Am Anfang der Philosophie steht das Staunen. Dieser Motor des Denkens ist für viele Erwachsenen zunehmend ins Stottern gekommen. Statt zu staunen suchen wir vielfach nur noch die Ablenkung, den unverbindlichen Spaß, um dem grauen Alltags-Einerlei wenigstens für einen kurzen Moment zu entkommen.

Dabei würde doch schon der Blick in die Natur, da, wo sie noch Natur ist, uns schon zum Staunen bringen angesichts des Mysterium des Lebens. Doch vielfach ist dieses Staunen zugedeckt von Sorgen und Ängsten, vor allem über unsere Zukunft.

Aber vielleicht fangen wir ja bei uns selbst an und staunen einfach einmal darüber, wozu wir selbst alles fähig sind. Und das ist mehr als uns bewusst ist.

Und das hat damit zu tun, dass das Staunen auch Irritation bedeutet, dass Staunen Reflexion anstößt; dass Staunen dieses Innehalten verursacht, dass man plötzlich rausgerissen wird nicht nur aus dem Alltagstrott, sondern auch aus der Art und Weise, wie man normalerweise über die Dinge nachdenkt.

Das schreibt Nicola Gess in ihrem Buch „Staunen – eine Poetik“. Ich weiß nicht ob es stimmt, dass Staunen den Glauben an politische Utopien erst möglich macht.

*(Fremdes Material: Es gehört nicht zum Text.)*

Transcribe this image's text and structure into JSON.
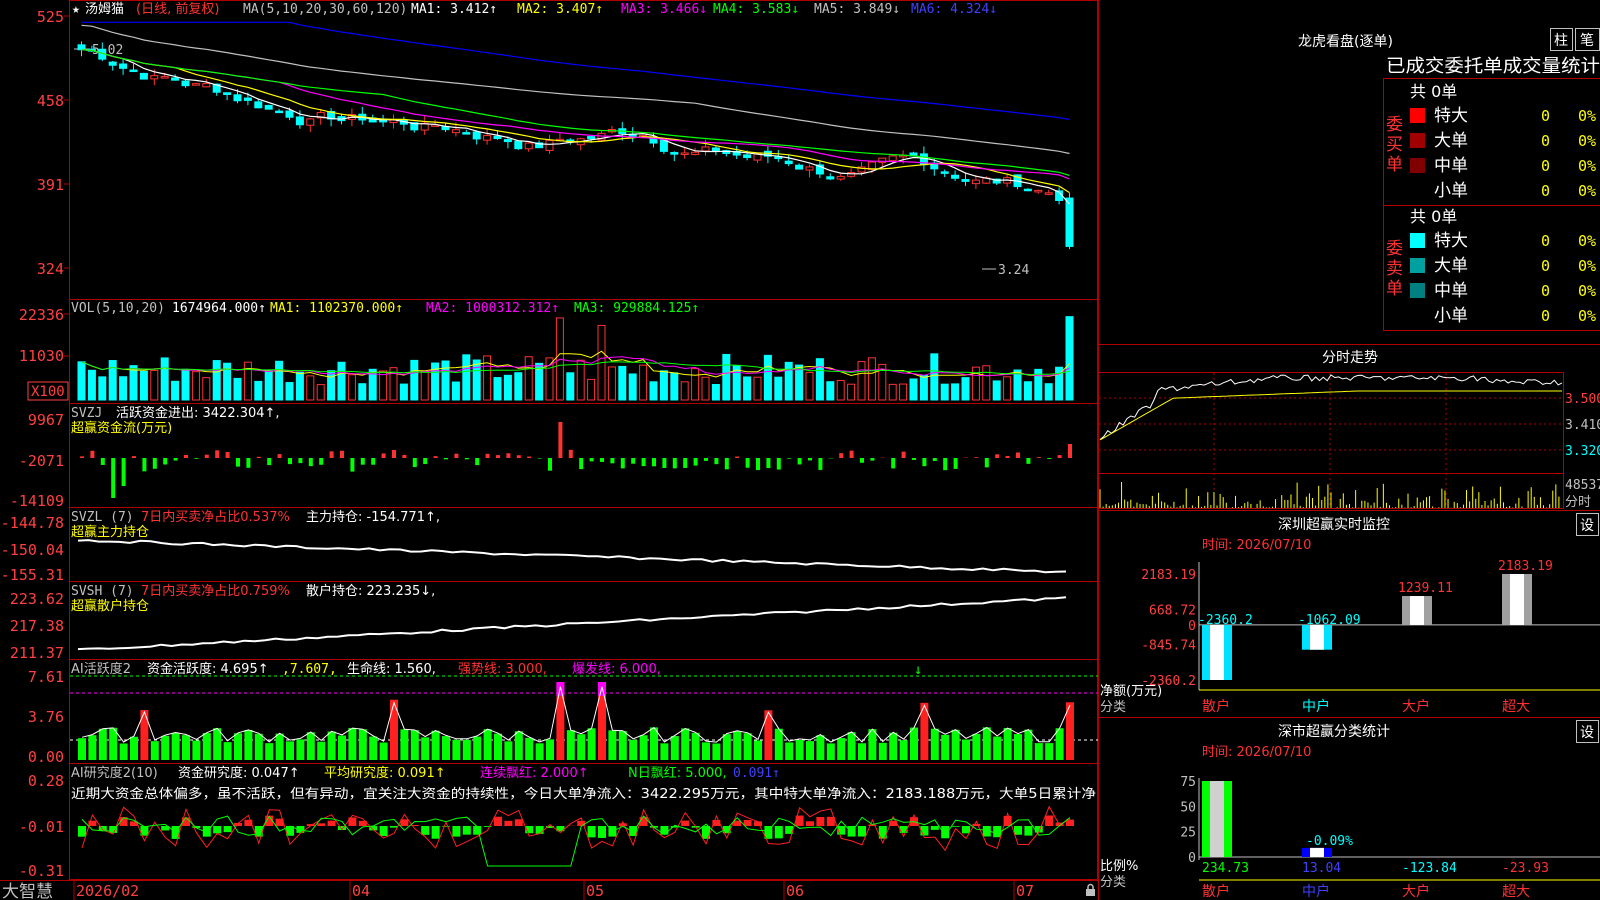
{
  "colors": {
    "up": "#ff3232",
    "down": "#00ffff",
    "green": "#00ff00",
    "grid": "#b00000",
    "ma1": "#ffffff",
    "ma2": "#ffff00",
    "ma3": "#ff00ff",
    "ma4": "#00ff00",
    "ma5": "#c0c0c0",
    "ma6": "#0000ff",
    "label": "#ff4040"
  },
  "icons": [
    "star-icon",
    "lock-icon",
    "arrow-up-icon",
    "arrow-down-icon"
  ],
  "k_panel": {
    "star": "★",
    "name": "汤姆猫",
    "period": "(日线, 前复权)",
    "ma_params": "MA(5,10,20,30,60,120)",
    "ma1": "MA1: 3.412↑",
    "ma2": "MA2: 3.407↑",
    "ma3": "MA3: 3.466↓",
    "ma4": "MA4: 3.583↓",
    "ma5": "MA5: 3.849↓",
    "ma6": "MA6: 4.324↓",
    "high_mark": "5.02",
    "low_mark": "3.24",
    "y_ticks": [
      "525",
      "458",
      "391",
      "324"
    ]
  },
  "vol_panel": {
    "label": "VOL(5,10,20)",
    "value": "1674964.000↑",
    "ma1": "MA1: 1102370.000↑",
    "ma2": "MA2: 1000312.312↑",
    "ma3": "MA3: 929884.125↑",
    "y_ticks": [
      "22336",
      "11030"
    ],
    "unit": "X100"
  },
  "svzj_panel": {
    "label": "SVZJ",
    "line1": "活跃资金进出: 3422.304↑,",
    "line2": "超赢资金流(万元)",
    "y_ticks": [
      "9967",
      "-2071",
      "-14109"
    ]
  },
  "svzl_panel": {
    "label": "SVZL (7)",
    "ratio": "7日内买卖净占比0.537%",
    "hold": "主力持仓: -154.771↑,",
    "sub": "超赢主力持仓",
    "y_ticks": [
      "-144.78",
      "-150.04",
      "-155.31"
    ]
  },
  "svsh_panel": {
    "label": "SVSH (7)",
    "ratio": "7日内买卖净占比0.759%",
    "hold": "散户持仓: 223.235↓,",
    "sub": "超赢散户持仓",
    "y_ticks": [
      "223.62",
      "217.38",
      "211.37"
    ]
  },
  "ai_active": {
    "label": "AI活跃度2",
    "active": "资金活跃度: 4.695↑",
    "v2": ",7.607,",
    "life": "生命线: 1.560,",
    "strong": "强势线: 3.000,",
    "burst": "爆发线: 6.000,",
    "y_ticks": [
      "7.61",
      "3.76",
      "0.00"
    ]
  },
  "ai_research": {
    "label": "AI研究度2(10)",
    "research": "资金研究度: 0.047↑",
    "avg": "平均研究度: 0.091↑",
    "cont": "连续飘红: 2.000↑",
    "n_days": "N日飘红: 5.000,",
    "extra": "0.091↑",
    "comment": "近期大资金总体偏多，虽不活跃，但有异动，宜关注大资金的持续性，今日大单净流入：3422.295万元，其中特大单净流入：2183.188万元，大单5日累计净",
    "y_ticks": [
      "0.28",
      "-0.01",
      "-0.31"
    ]
  },
  "x_axis": {
    "labels": [
      "2026/02",
      "04",
      "05",
      "06",
      "07"
    ],
    "app_name": "大智慧"
  },
  "dragon_panel": {
    "title": "龙虎看盘(逐单)",
    "btn_zhu": "柱",
    "btn_bi": "笔",
    "header": "已成交委托单成交量统计",
    "buy_label": "委买单",
    "sell_label": "委卖单",
    "buy_total": "共 0单",
    "sell_total": "共 0单",
    "rows": [
      {
        "name": "特大",
        "count": "0",
        "pct": "0%"
      },
      {
        "name": "大单",
        "count": "0",
        "pct": "0%"
      },
      {
        "name": "中单",
        "count": "0",
        "pct": "0%"
      },
      {
        "name": "小单",
        "count": "0",
        "pct": "0%"
      }
    ],
    "buy_colors": [
      "#ff0000",
      "#a00000",
      "#800000",
      "#000000"
    ],
    "sell_colors": [
      "#00ffff",
      "#00a0a0",
      "#008080",
      "#000000"
    ]
  },
  "intraday_panel": {
    "title": "分时走势",
    "y_ticks": [
      "3.500",
      "3.410",
      "3.320"
    ],
    "vol_tick": "48537",
    "vol_label": "分时"
  },
  "sz_monitor": {
    "title": "深圳超赢实时监控",
    "btn": "设",
    "time": "时间: 2026/07/10",
    "y_ticks": [
      "2183.19",
      "668.72",
      "0",
      "-845.74",
      "-2360.2"
    ],
    "y_label": "净额(万元)",
    "x_label": "分类"
  },
  "sz_class": {
    "title": "深市超赢分类统计",
    "btn": "设",
    "time": "时间: 2026/07/10",
    "y_ticks": [
      "75",
      "50",
      "25",
      "0"
    ],
    "y_label": "比例%",
    "x_label": "分类"
  },
  "chart_data": [
    {
      "type": "bar",
      "title": "深圳超赢实时监控",
      "categories": [
        "散户",
        "中户",
        "大户",
        "超大"
      ],
      "values": [
        -2360.2,
        -1062.09,
        1239.11,
        2183.19
      ],
      "ylim": [
        -2360.2,
        2183.19
      ],
      "ylabel": "净额(万元)",
      "xlabel": "分类"
    },
    {
      "type": "bar",
      "title": "深市超赢分类统计",
      "categories": [
        "散户",
        "中户",
        "大户",
        "超大"
      ],
      "values": [
        234.73,
        13.04,
        -123.84,
        -23.93
      ],
      "annotations": [
        "-0.09%"
      ],
      "ylim": [
        0,
        75
      ],
      "ylabel": "比例%",
      "xlabel": "分类"
    },
    {
      "type": "line",
      "title": "K线 汤姆猫",
      "series": [
        {
          "name": "MA1",
          "last": 3.412
        },
        {
          "name": "MA2",
          "last": 3.407
        },
        {
          "name": "MA3",
          "last": 3.466
        },
        {
          "name": "MA4",
          "last": 3.583
        },
        {
          "name": "MA5",
          "last": 3.849
        },
        {
          "name": "MA6",
          "last": 4.324
        }
      ],
      "high": 5.02,
      "low": 3.24
    }
  ]
}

Ich kann das nicht sagen, weil ich mein Leben lang fasziniert war von utopischen Gedanken.

Man muss vielleicht doch das Unmögliche denken, um das Mögliche erreichen können. Wenn man das nicht tut, dann bleibt es für einen, wie es ist. Und manchmal ist es eine Gratwanderung, sich nicht in diesen Utopien zu verlieren, sondern sich immer wieder in der Welt des Möglichen umzuschauen und sich zu verorten, wo man ist.

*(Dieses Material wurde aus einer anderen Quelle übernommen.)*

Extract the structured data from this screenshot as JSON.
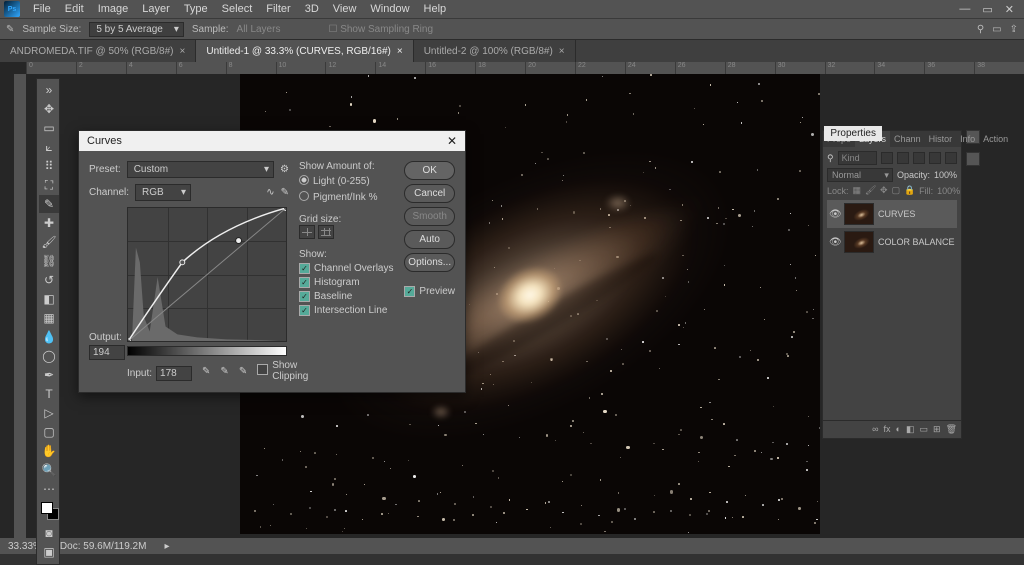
{
  "menu": {
    "items": [
      "File",
      "Edit",
      "Image",
      "Layer",
      "Type",
      "Select",
      "Filter",
      "3D",
      "View",
      "Window",
      "Help"
    ]
  },
  "optionsbar": {
    "sample_label": "Sample Size:",
    "sample_value": "5 by 5 Average",
    "sample2": "Sample:",
    "sample2_value": "All Layers",
    "show_ring": "Show Sampling Ring"
  },
  "doctabs": [
    {
      "label": "ANDROMEDA.TIF @ 50% (RGB/8#)",
      "active": false
    },
    {
      "label": "Untitled-1 @ 33.3% (CURVES, RGB/16#)",
      "active": true
    },
    {
      "label": "Untitled-2 @ 100% (RGB/8#)",
      "active": false
    }
  ],
  "ruler_ticks": [
    "0",
    "2",
    "4",
    "6",
    "8",
    "10",
    "12",
    "14",
    "16",
    "18",
    "20",
    "22",
    "24",
    "26",
    "28",
    "30",
    "32",
    "34",
    "36",
    "38"
  ],
  "curves": {
    "title": "Curves",
    "preset_label": "Preset:",
    "preset_value": "Custom",
    "channel_label": "Channel:",
    "channel_value": "RGB",
    "output_label": "Output:",
    "output_value": "194",
    "input_label": "Input:",
    "input_value": "178",
    "show_clipping": "Show Clipping",
    "show_amount": "Show Amount of:",
    "light_label": "Light  (0-255)",
    "pigment_label": "Pigment/Ink %",
    "grid_label": "Grid size:",
    "show_label": "Show:",
    "opts": {
      "channel_overlays": "Channel Overlays",
      "histogram": "Histogram",
      "baseline": "Baseline",
      "intersection": "Intersection Line"
    },
    "btn": {
      "ok": "OK",
      "cancel": "Cancel",
      "smooth": "Smooth",
      "auto": "Auto",
      "options": "Options..."
    },
    "preview": "Preview"
  },
  "panels": {
    "floater": "Properties",
    "tabs": [
      "Prope",
      "Layers",
      "Chann",
      "Histor",
      "Info",
      "Action"
    ],
    "layers": {
      "kind_placeholder": "Kind",
      "blend": "Normal",
      "opacity_label": "Opacity:",
      "opacity_value": "100%",
      "lock_label": "Lock:",
      "fill_label": "Fill:",
      "fill_value": "100%",
      "rows": [
        {
          "name": "CURVES",
          "sel": true
        },
        {
          "name": "COLOR BALANCE",
          "sel": false
        }
      ],
      "footer_icons": [
        "∞",
        "fx",
        "◐",
        "◧",
        "▭",
        "⊞",
        "🗑"
      ]
    }
  },
  "status": {
    "zoom": "33.33%",
    "doc": "Doc: 59.6M/119.2M"
  }
}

Staunen und Wirklichkeit gehören für mich zusammen, wollen wir Zukunft gestalten. Einen Borderliner nannte mich einmal ein Bekannter, einer, der auf der Grenze balanciert. Das Dumme ist nur, dass wir nicht hinter diese Grenze schauen können. Aber da helfen uns Staunen und Fantasie weiter. Doch wir brauchen den Dialog, die Brücke zwischen Staunen und Fanatasie auf der einen und Wirklichkeit auf der andere Seite; genauso wie er die Brücke zwischen Illusion und Wirklichkeit ist.

Nur gehen müssen wir schon selbst, da ist keiner, der uns trägt.